Evaluating Time-Series Training Dataset through Lens of Spectrum in Deep State Space Models
Sekitoshi Kanai, Yasutoshi Ida, Kazuki Adachi, Mihiro Uchida, Tsukasa Yoshida, Shin'ya Yamaguchi
TL;DR
This work introduces the K-spectral metric to evaluate time-series training datasets for deep SSMs by examining the spectrum of intermediate signals within the SSM blocks. Grounded in optimal input design and persistency of excitation, the metric aggregates the top-$K$ frequency magnitudes of intermediate signals, offering an early indicator of downstream performance. Empirical results across system identification, classification, and forecasting demonstrate that the K-spectral metric correlates strongly with test performance, often outperforming dataset size and first-epoch loss, especially under biased data conditions.
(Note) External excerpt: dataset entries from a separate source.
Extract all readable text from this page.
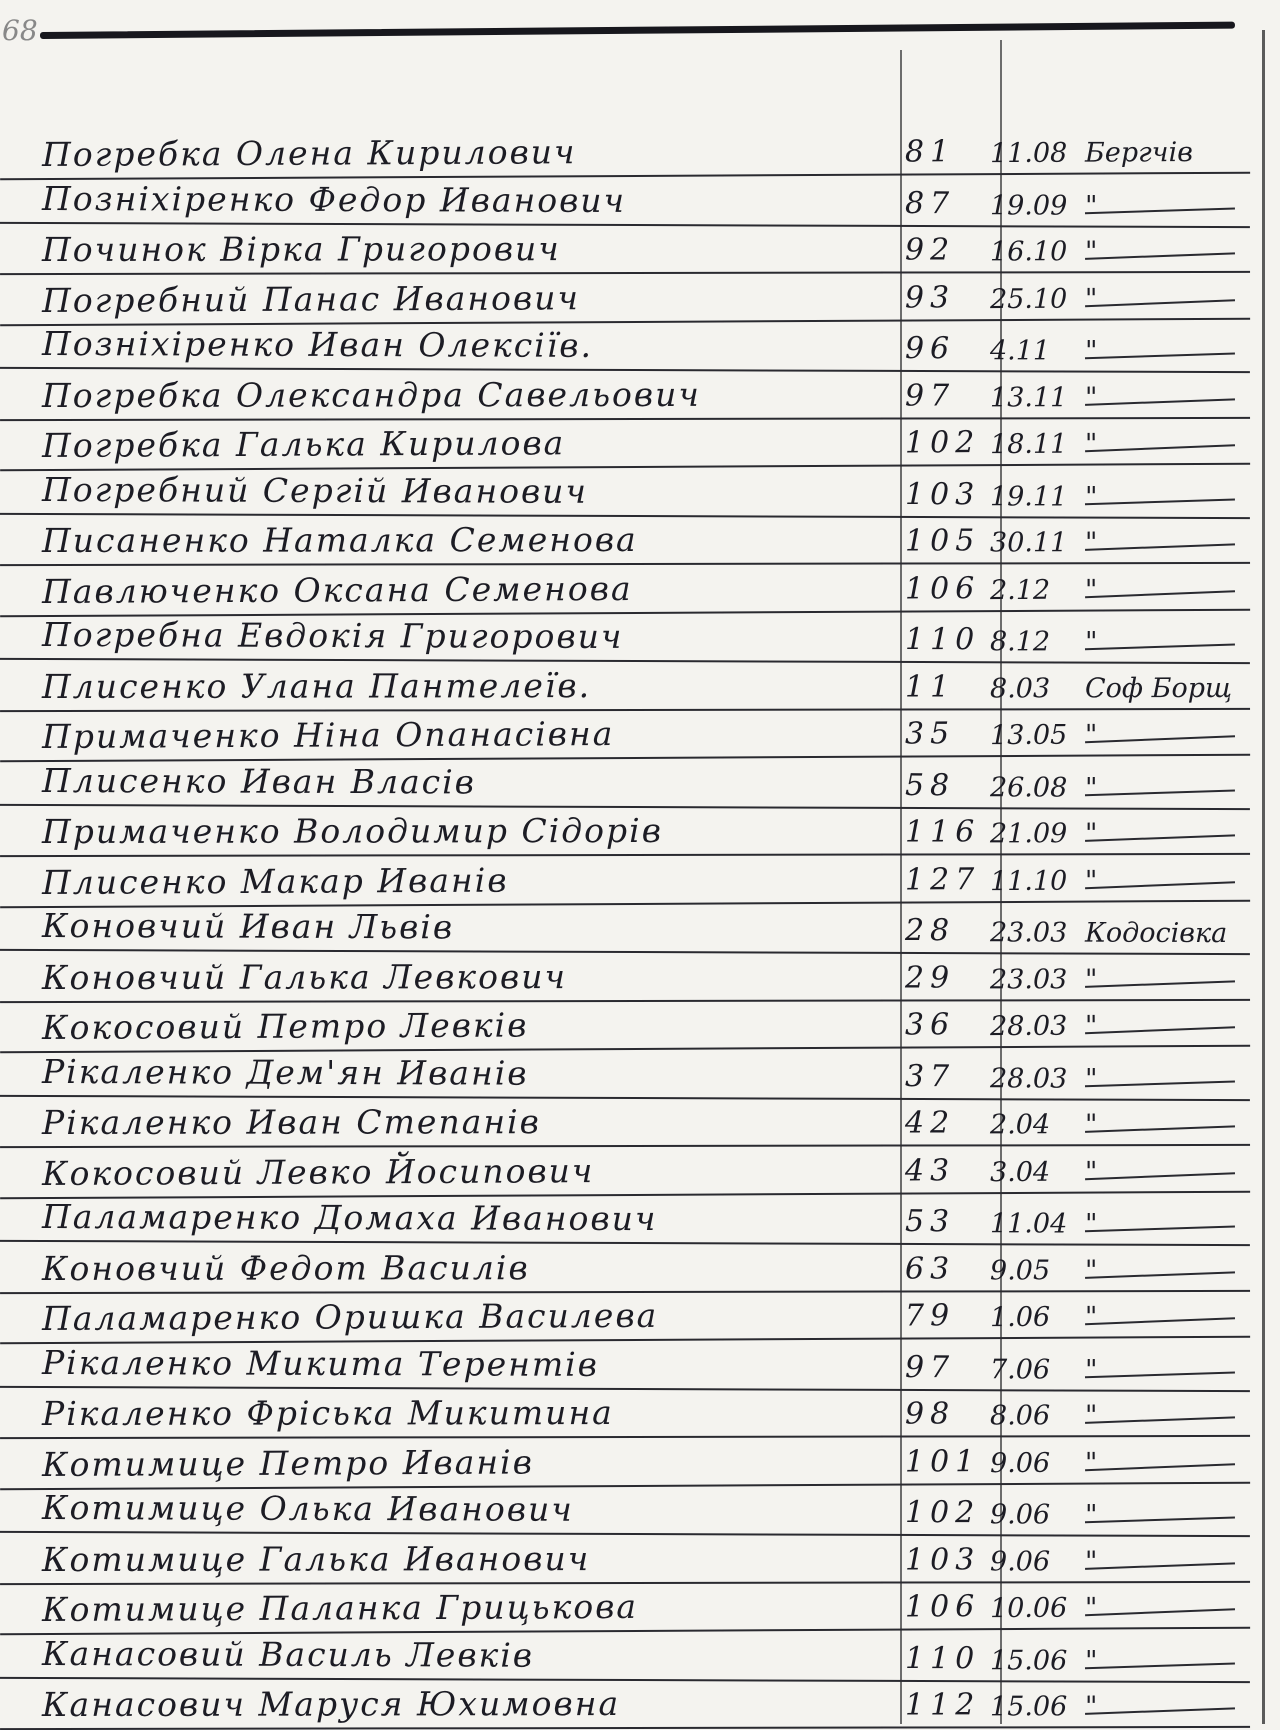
68
Погребка Олена Кирилович	81 11.08 Бергчів
Позніхіренко Федор Иванович	87 19.09 "
Починок Вірка Григорович	92 16.10 "
Погребний Панас Иванович	93 25.10 "
Позніхіренко Иван Олексіїв.	96 4.11 "
Погребка Олександра Савельович	97 13.11 "
Погребка Галька Кирилова	102 18.11 "
Погребний Сергій Иванович	103 19.11 "
Писаненко Наталка Семенова	105 30.11 "
Павлюченко Оксана Семенова	106 2.12 "
Погребна Евдокія Григорович	110 8.12 "
Плисенко Улана Пантелеїв.	11 8.03 Соф Борщ
Примаченко Ніна Опанасівна	35 13.05 "
Плисенко Иван Власів	58 26.08 "
Примаченко Володимир Сідорів	116 21.09 "
Плисенко Макар Иванів	127 11.10 "
Коновчий Иван Львів	28 23.03 Кодосівка
Коновчий Галька Левкович	29 23.03 "
Кокосовий Петро Левків	36 28.03 "
Рікаленко Дем'ян Иванів	37 28.03 "
Рікаленко Иван Степанів	42 2.04 "
Кокосовий Левко Йосипович	43 3.04 "
Паламаренко Домаха Иванович	53 11.04 "
Коновчий Федот Василів	63 9.05 "
Паламаренко Оришка Василева	79 1.06 "
Рікаленко Микита Терентів	97 7.06 "
Рікаленко Фріська Микитина	98 8.06 "
Котимице Петро Иванів	101 9.06 "
Котимице Олька Иванович	102 9.06 "
Котимице Галька Иванович	103 9.06 "
Котимице Паланка Грицькова	106 10.06 "
Канасовий Василь Левків	110 15.06 "
Канасович Маруся Юхимовна	112 15.06 "
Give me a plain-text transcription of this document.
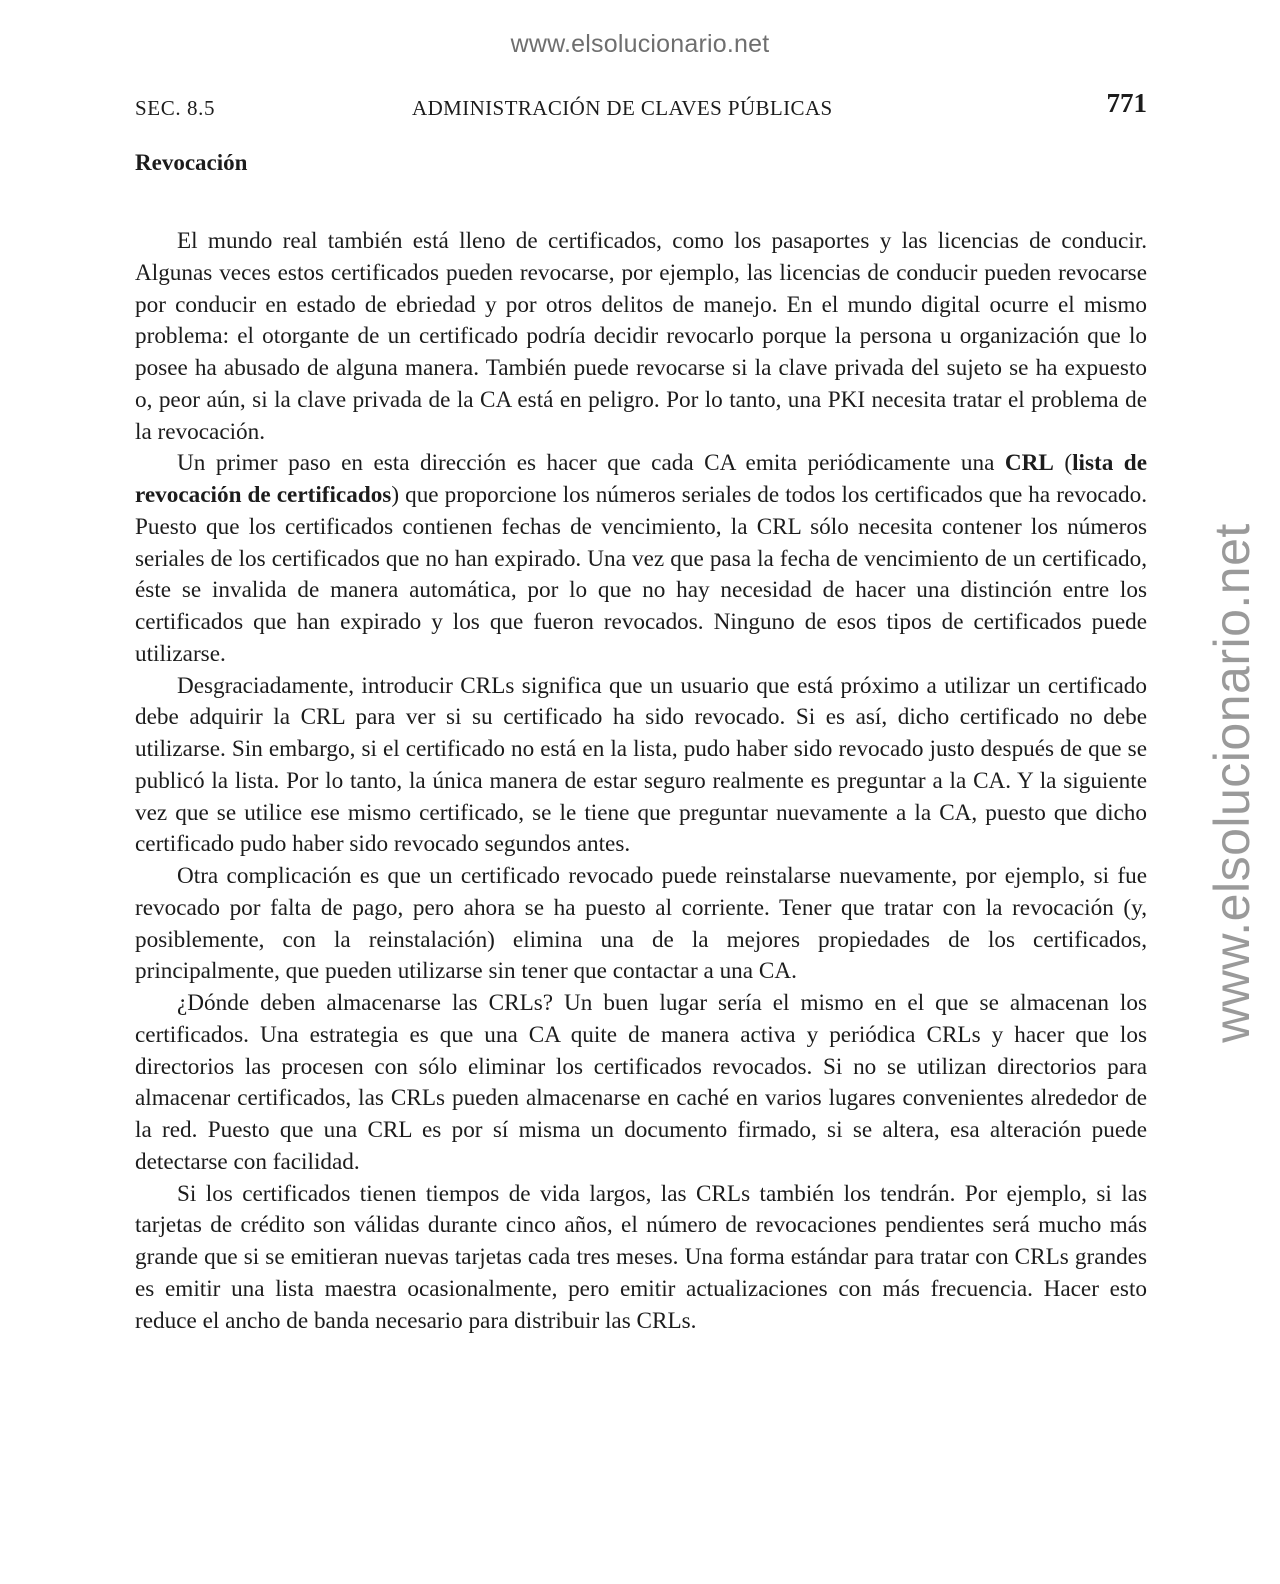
www.elsolucionario.net
www.elsolucionario.net
SEC. 8.5	ADMINISTRACIÓN DE CLAVES PÚBLICAS	771
Revocación

El mundo real también está lleno de certificados, como los pasaportes y las licencias de conducir. Algunas veces estos certificados pueden revocarse, por ejemplo, las licencias de conducir pueden revocarse por conducir en estado de ebriedad y por otros delitos de manejo. En el mundo digital ocurre el mismo problema: el otorgante de un certificado podría decidir revocarlo porque la persona u organización que lo posee ha abusado de alguna manera. También puede revocarse si la clave privada del sujeto se ha expuesto o, peor aún, si la clave privada de la CA está en peligro. Por lo tanto, una PKI necesita tratar el problema de la revocación.

Un primer paso en esta dirección es hacer que cada CA emita periódicamente una CRL (lista de revocación de certificados) que proporcione los números seriales de todos los certificados que ha revocado. Puesto que los certificados contienen fechas de vencimiento, la CRL sólo necesita contener los números seriales de los certificados que no han expirado. Una vez que pasa la fecha de vencimiento de un certificado, éste se invalida de manera automática, por lo que no hay necesidad de hacer una distinción entre los certificados que han expirado y los que fueron revocados. Ninguno de esos tipos de certificados puede utilizarse.

Desgraciadamente, introducir CRLs significa que un usuario que está próximo a utilizar un certificado debe adquirir la CRL para ver si su certificado ha sido revocado. Si es así, dicho certificado no debe utilizarse. Sin embargo, si el certificado no está en la lista, pudo haber sido revocado justo después de que se publicó la lista. Por lo tanto, la única manera de estar seguro realmente es preguntar a la CA. Y la siguiente vez que se utilice ese mismo certificado, se le tiene que preguntar nuevamente a la CA, puesto que dicho certificado pudo haber sido revocado segundos antes.

Otra complicación es que un certificado revocado puede reinstalarse nuevamente, por ejemplo, si fue revocado por falta de pago, pero ahora se ha puesto al corriente. Tener que tratar con la revocación (y, posiblemente, con la reinstalación) elimina una de la mejores propiedades de los certificados, principalmente, que pueden utilizarse sin tener que contactar a una CA.

¿Dónde deben almacenarse las CRLs? Un buen lugar sería el mismo en el que se almacenan los certificados. Una estrategia es que una CA quite de manera activa y periódica CRLs y hacer que los directorios las procesen con sólo eliminar los certificados revocados. Si no se utilizan directorios para almacenar certificados, las CRLs pueden almacenarse en caché en varios lugares convenientes alrededor de la red. Puesto que una CRL es por sí misma un documento firmado, si se altera, esa alteración puede detectarse con facilidad.

Si los certificados tienen tiempos de vida largos, las CRLs también los tendrán. Por ejemplo, si las tarjetas de crédito son válidas durante cinco años, el número de revocaciones pendientes será mucho más grande que si se emitieran nuevas tarjetas cada tres meses. Una forma estándar para tratar con CRLs grandes es emitir una lista maestra ocasionalmente, pero emitir actualizaciones con más frecuencia. Hacer esto reduce el ancho de banda necesario para distribuir las CRLs.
The approach enables more efficient data collection and dataset curation for time-series tasks using deep SSMs, with potential extensions to dataset optimization and active learning.
Abstract
This study investigates a method to evaluate time-series datasets in terms of the performance of deep neural networks (DNNs) with state space models (deep SSMs) trained on the dataset. SSMs have attracted attention as components inside DNNs to address time-series data. Since deep SSMs have powerful representation capacities, training datasets play a crucial role in solving a new task. However, the effectiveness of training datasets cannot be known until deep SSMs are actually trained on them. This can increase the cost of data collection for new tasks, as a trial-and-error process of data collection and time-consuming training are needed to achieve the necessary performance. To advance the practical use of deep SSMs, the metric of datasets to estimate the performance early in the training can be one key element. To this end, we introduce the concept of data evaluation methods used in system identification. In system identification of linear dynamical systems, the effectiveness of datasets is evaluated by using the spectrum of input signals. We introduce this concept to deep SSMs, which are nonlinear dynamical systems. We propose the K-spectral metric, which is the sum of the top-K spectra of signals inside deep SSMs, by focusing on the fact that each layer of a deep SSM can be regarded as a linear dynamical system. Our experiments show that the K-spectral metric has a large absolute value of the correlation coefficient with the performance and can be used to evaluate the quality of training datasets.